SEC takes action against Dropil over fraudulent initial coin offering


Dropil and its three founders are charged with defrauding investors in a fraudulent and unregistered ICO that raised more than $1.8 million from thousands of investors.

The United States Securities and Exchange Commission (SEC) has filed a complaint against Dropil, Inc. and its three founders, Jeremy McAlpine, Zachary Matar, and Patrick O’Hara. The complaint, submitted at the federal district court in Los Angeles, charges the defendants with defrauding investors in a fraudulent and unregistered initial coin offering (ICO) that raised more than $1.8 million from thousands of investors.

The SEC’s complaint alleges that, from at least January to March 2018, Dropil sold DROP tokens, claiming that investor funds would be pooled to trade various digital assets by a “trading bot,” called Dex, using an algorithm designed and tested by Dropil. Dropil allegedly claimed the trading would generate profits that would be distributed as additional DROP tokens every 15 days.

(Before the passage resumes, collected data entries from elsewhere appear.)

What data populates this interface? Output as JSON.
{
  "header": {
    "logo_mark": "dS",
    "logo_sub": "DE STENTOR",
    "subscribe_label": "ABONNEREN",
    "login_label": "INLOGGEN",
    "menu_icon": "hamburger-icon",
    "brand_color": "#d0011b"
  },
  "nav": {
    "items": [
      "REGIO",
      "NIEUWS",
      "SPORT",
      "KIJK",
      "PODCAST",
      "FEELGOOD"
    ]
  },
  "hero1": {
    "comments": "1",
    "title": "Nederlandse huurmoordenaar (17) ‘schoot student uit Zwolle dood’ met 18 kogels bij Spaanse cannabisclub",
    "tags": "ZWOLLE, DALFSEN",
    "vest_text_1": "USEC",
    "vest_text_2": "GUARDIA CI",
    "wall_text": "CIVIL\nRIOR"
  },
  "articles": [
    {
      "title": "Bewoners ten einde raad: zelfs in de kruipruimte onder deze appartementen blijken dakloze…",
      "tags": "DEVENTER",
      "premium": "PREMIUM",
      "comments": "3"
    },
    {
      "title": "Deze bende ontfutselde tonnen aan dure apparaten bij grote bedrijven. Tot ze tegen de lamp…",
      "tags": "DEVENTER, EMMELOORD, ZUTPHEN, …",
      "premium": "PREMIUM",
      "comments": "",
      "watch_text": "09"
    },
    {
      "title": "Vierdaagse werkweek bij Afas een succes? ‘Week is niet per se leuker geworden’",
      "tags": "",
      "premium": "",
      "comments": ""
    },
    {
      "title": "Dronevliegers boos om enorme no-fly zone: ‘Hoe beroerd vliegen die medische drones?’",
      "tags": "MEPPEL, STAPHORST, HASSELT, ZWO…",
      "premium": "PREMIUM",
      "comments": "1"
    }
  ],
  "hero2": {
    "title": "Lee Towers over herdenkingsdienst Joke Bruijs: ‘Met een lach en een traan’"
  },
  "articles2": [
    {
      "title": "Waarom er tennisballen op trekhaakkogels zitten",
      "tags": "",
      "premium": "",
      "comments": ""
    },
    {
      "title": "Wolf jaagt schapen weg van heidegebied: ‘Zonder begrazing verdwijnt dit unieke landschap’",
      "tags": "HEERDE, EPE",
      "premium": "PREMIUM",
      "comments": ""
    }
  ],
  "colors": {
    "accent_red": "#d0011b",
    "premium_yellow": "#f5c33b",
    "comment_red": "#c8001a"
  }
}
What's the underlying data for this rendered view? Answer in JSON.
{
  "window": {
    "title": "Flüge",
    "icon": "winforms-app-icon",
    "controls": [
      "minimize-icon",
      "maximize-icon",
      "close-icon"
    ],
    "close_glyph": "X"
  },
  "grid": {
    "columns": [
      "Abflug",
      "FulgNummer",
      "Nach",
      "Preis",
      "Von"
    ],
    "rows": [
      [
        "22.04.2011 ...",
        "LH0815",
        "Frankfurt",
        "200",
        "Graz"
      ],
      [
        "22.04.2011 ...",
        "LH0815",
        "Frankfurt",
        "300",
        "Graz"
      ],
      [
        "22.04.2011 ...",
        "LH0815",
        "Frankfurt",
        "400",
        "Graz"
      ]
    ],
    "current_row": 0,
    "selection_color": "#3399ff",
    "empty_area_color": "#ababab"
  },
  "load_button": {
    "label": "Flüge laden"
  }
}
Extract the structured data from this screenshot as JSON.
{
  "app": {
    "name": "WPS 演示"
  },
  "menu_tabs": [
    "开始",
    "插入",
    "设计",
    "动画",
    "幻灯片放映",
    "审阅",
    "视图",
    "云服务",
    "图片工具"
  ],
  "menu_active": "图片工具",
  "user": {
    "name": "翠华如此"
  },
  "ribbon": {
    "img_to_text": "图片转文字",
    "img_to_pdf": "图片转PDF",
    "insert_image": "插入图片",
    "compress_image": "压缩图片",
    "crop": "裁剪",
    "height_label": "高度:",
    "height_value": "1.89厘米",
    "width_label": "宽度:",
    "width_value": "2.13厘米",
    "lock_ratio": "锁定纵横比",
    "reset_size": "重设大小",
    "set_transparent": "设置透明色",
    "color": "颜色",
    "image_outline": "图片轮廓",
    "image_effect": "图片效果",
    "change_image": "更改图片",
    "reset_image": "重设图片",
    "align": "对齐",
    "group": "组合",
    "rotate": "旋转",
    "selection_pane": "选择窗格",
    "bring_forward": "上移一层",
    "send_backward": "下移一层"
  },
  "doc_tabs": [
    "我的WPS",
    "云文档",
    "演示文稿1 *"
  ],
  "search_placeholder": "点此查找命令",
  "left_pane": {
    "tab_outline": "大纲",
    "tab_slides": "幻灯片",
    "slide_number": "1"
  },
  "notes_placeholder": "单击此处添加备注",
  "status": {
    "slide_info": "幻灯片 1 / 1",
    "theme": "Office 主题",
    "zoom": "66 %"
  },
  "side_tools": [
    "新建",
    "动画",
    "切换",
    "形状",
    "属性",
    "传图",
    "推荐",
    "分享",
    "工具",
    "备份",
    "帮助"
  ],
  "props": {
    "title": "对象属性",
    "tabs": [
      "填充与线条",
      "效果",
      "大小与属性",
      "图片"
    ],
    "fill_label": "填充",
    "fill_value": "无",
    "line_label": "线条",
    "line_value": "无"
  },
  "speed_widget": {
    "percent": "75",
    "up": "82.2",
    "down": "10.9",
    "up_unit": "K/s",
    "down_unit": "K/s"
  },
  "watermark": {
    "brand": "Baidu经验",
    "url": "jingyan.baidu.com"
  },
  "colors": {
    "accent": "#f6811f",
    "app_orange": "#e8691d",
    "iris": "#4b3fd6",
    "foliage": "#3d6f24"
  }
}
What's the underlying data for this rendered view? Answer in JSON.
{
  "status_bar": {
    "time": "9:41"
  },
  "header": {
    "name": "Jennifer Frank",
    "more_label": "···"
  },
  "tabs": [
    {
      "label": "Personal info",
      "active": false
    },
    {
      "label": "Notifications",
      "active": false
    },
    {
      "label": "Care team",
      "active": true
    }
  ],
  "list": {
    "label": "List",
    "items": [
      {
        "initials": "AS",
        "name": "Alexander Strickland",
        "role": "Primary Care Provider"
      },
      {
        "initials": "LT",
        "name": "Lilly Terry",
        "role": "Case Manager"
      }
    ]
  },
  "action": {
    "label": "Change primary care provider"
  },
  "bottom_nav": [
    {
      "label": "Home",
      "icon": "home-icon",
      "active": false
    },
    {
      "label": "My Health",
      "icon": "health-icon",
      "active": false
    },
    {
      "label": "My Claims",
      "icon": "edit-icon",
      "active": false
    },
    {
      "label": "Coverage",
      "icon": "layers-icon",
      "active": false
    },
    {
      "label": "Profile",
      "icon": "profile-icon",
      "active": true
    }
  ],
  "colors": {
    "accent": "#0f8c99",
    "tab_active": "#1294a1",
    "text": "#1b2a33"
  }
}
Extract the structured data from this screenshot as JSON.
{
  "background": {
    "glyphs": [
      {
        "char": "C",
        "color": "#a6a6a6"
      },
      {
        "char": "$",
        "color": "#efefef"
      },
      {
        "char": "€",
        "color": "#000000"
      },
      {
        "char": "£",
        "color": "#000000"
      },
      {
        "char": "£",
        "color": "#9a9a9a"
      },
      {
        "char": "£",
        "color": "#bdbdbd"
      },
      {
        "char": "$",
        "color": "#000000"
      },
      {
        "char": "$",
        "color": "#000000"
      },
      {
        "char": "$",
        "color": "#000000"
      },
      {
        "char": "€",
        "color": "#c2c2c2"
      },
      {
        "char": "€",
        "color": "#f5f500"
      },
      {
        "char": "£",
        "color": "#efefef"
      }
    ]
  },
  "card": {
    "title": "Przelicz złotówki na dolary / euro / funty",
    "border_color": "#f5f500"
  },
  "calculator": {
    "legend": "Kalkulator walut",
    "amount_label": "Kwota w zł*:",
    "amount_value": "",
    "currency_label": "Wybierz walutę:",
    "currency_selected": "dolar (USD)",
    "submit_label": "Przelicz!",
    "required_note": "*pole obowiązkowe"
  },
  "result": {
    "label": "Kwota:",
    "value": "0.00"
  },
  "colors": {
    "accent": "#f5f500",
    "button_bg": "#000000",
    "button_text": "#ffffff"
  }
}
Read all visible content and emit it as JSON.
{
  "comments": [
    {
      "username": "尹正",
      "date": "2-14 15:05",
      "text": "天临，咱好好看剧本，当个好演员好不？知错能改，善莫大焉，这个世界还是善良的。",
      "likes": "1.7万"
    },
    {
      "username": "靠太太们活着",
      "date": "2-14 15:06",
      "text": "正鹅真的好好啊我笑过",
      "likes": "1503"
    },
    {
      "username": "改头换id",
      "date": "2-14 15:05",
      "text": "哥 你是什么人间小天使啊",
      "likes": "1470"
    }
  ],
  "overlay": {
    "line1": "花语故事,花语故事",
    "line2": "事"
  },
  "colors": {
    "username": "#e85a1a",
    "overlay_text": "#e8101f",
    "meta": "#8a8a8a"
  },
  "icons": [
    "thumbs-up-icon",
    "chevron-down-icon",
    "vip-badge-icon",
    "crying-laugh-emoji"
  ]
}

Instead of using investor money to trade with Dex, however, Dropil allegedly diverted the funds raised to other projects and to the founders’ personal digital asset and bank accounts. The complaint also says that Dropil manufactured fake Dex profitability reports and made payments in the form of DROPs to Dex users, giving the false appearance that Dex was operational and profitable.

The complaint further alleges that Dropil misrepresented the volume and dollar amount of DROPs sold both during and after the ICO, ultimately claiming that it had successfully raised $54 million from 34,000 investors in the United States and around the world. According to the complaint, Dropil raised less than $1.9 million from fewer than 2,500 investors. The complaint further states that during the SEC’s investigation, Dropil produced falsified evidence and testimony.

Dropil, McAlpine, Matar, and O’Hara are charged with violating the registration provisions of Section 5 of the Securities Act of 1933 and the antifraud provisions of Section 17(a) of the Securities Act, and Section 10(b) of the Securities Exchange Act of 1934 and Rule 10b-5 thereunder.

In this action, the SEC seeks disgorgement of ill-gotten gains plus prejudgment interest, penalties, and injunctive relief.